Hal Riney - Creative Hall of Fame

Career

It was just eleven and a half years ago, during the summer of 1982. I was at Ammirati & Puris and we were looking for a new voice for BMW.

I’d heard a voice that I liked a lot on a campaign for Gallo wines, and since an old friend of mine worked at Ogilvy & Mather in San Francisco, I gave her a call to see if she knew who it was. “Oh, that’s the guy who wrote the spots,” she said. “As a matter of fact, he heads up the office here. His name is Hal Riney.”

I asked her how to spell it. It was the first time I’d ever heard the name.

My ignorance, I think, was typical of the New York advertising community in the early eighties. Soon, though, the ignorance and the bliss that it brings would end. Within a year or so, people like Hal Riney, Lee Clow and others would begin cleaning our collective clocks, first at the awards shows and later, in major new business pitches. Oh, they had done some great work already, lots of it in fact. But we were snoozing at the wheel, and by the time we woke up we were looking at their tail lights.

For quite a while thereafter, it seemed that whatever good work the industry would do, Riney would find a way to do something better.

We’d see a new campaign for Perrier so artfully written and executed it made us forget how good Earth’s First Soft Drink had been. Someone would write a great campaign for California Coolers. Hal would create a product called Bartles & Jaymes (he found the names in a telephone directory) and then write a campaign featuring two of the more memorable characters ever to grace our television screens.

Along the way we’d see great commercial after great commercial for Gallo wines, a client for whom it had been said good work could not be done. In the effortless manner that characterizes his work, Hal would persuade America to believe that Gallo, a wine usually associated with brown paper bags, was a pretty good table wine. A feat tantamount to Bill Bernbach convincing us that a funny little car called the Beetle was the intelligent choice.

Advertising folklore has it that Ernest Gallo once said, “An agency is like a grape. You squeeze it dry and then you throw away the pulp.” Whether Ernest truly made that statement is beyond me. What is true is that Hal’s juices never stopped flowing.
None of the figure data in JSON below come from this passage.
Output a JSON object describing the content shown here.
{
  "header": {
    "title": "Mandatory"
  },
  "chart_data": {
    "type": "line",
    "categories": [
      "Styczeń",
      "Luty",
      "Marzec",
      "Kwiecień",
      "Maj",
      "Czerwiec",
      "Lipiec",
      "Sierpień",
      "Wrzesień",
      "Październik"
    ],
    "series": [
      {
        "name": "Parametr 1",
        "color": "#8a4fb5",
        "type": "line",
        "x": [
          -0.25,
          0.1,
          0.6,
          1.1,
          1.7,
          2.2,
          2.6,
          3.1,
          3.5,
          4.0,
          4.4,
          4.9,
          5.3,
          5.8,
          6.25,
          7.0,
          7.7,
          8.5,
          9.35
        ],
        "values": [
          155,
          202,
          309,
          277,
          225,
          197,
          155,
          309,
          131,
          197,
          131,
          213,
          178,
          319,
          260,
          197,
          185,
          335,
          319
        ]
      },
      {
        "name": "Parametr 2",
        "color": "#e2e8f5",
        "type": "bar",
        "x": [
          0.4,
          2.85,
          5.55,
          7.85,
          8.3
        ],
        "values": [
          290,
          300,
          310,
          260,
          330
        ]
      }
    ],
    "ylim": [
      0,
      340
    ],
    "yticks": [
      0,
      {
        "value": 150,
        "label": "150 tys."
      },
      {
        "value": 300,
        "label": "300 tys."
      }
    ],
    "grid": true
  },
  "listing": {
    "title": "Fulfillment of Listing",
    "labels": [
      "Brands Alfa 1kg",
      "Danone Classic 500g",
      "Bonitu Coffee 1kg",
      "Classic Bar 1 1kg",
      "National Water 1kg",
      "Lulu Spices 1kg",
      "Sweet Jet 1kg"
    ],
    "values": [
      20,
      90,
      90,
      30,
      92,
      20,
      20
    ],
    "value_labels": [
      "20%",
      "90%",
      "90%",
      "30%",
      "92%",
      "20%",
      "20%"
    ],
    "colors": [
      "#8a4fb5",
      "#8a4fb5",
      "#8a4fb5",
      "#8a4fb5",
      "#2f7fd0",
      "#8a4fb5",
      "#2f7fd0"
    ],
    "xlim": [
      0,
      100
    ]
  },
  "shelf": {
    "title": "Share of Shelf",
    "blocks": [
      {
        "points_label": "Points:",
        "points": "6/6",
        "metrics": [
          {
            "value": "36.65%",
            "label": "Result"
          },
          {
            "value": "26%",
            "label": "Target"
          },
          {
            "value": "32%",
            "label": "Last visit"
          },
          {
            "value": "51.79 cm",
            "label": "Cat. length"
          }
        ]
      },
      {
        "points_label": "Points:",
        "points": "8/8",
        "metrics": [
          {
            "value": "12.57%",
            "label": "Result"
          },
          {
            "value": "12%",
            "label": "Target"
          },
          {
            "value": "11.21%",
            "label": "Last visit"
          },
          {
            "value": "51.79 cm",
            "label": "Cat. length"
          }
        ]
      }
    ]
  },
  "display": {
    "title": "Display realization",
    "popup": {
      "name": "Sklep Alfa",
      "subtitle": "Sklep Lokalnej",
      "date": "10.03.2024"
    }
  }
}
In fact, it could be argued that Hal has written and (or) art directed more commercials than anyone else in history. Doubtful? Consider this. There were one hundred fifty-three commercials in the Bartles & Jaymes campaign. Hal wrote every one of them. To equal his output on that account alone, a writer would have to produce a spot every month for the next twelve years or so.

Obviously, it’s not the quantity of work that’s most important. Sometimes it’s not even the quality. It’s the gravity. In whatever spare moments Hal found between writing commercials and building an agency, he created work that would have a more profound impact on people’s lives.

In 1969, he co-produced a documentary on retarded children called “Somebody Waiting.” He and his fellow author were nominated for an Oscar.

In 1984, he helped elect a President. No matter which way you cast your ballot that year, you had to acknowledge that “It’s Morning in America” influenced the way millions of other Americans cast theirs.

On a lighter note, somewhere along the line Hal also commissioned a then-young composer named Paul Williams to write a tune for a California bank. To my knowledge, the resulting song, “We’ve Only Just Begun,” is the only advertising tune ever to become the number-one hit in the country.

Hall-of-Famers are held to a higher standard. They are measured not merely by what they have penned, but by what impact they’ve had on the business at large.

Let’s start close to home. With Goodby, Silverstein & Partners, Mandelbaum Mooney Ashley, Citron Haligman Bedecarre, as well as the West Coast offices of some larger enterprises, San Francisco is sort of a hot advertising town these days. Yet it’s fair to say that, at best, it might be lukewarm here without Hal. Not only did the principals of many of these agencies once work for him, many left other cities to do so. The large pool of talent, as well as the high standard of work in San Francisco exists, in some part, because of Hal Riney.

On a national scale, Hal has not only become a name in the business, he has become an adjective. We find ourselves referring to certain commercials as Riney-esque. We ask for Riney-like voice-overs. Recently, a rather well-known announcer asked me to thank Hal for giving a brand name to what he does, which happens to be Hal-like readings.

It’s been a pretty good year for Hal. In 1993 the Saturn campaign which he has so deftly guided is helping to sell every car that company can produce. He’s currently putting the finishing touches on a ninety second Alamo commercial he created for this year’s Super Bowl. His shop has been named Agency of the Year. He has been inducted into the Creative Hall of Fame.

And it’s only the end of November.

When I was requested to write this piece, I asked Hal to please jot down a few notes about himself. He did. Undoubtedly, it was the dullest piece of writing he’d done in his career.

It seems the only thing he doesn’t do very well is brag.

Which is another reason why most of us are still unfamiliar with the greater body of Hal’s work. Campaigns for Yamaha motorcycles and Henry Weinhard beer, among others. Work that was done long before his name went on the door, before his voice went on the air, before we realized that Madison Avenue had emulated Route 80 and headed west.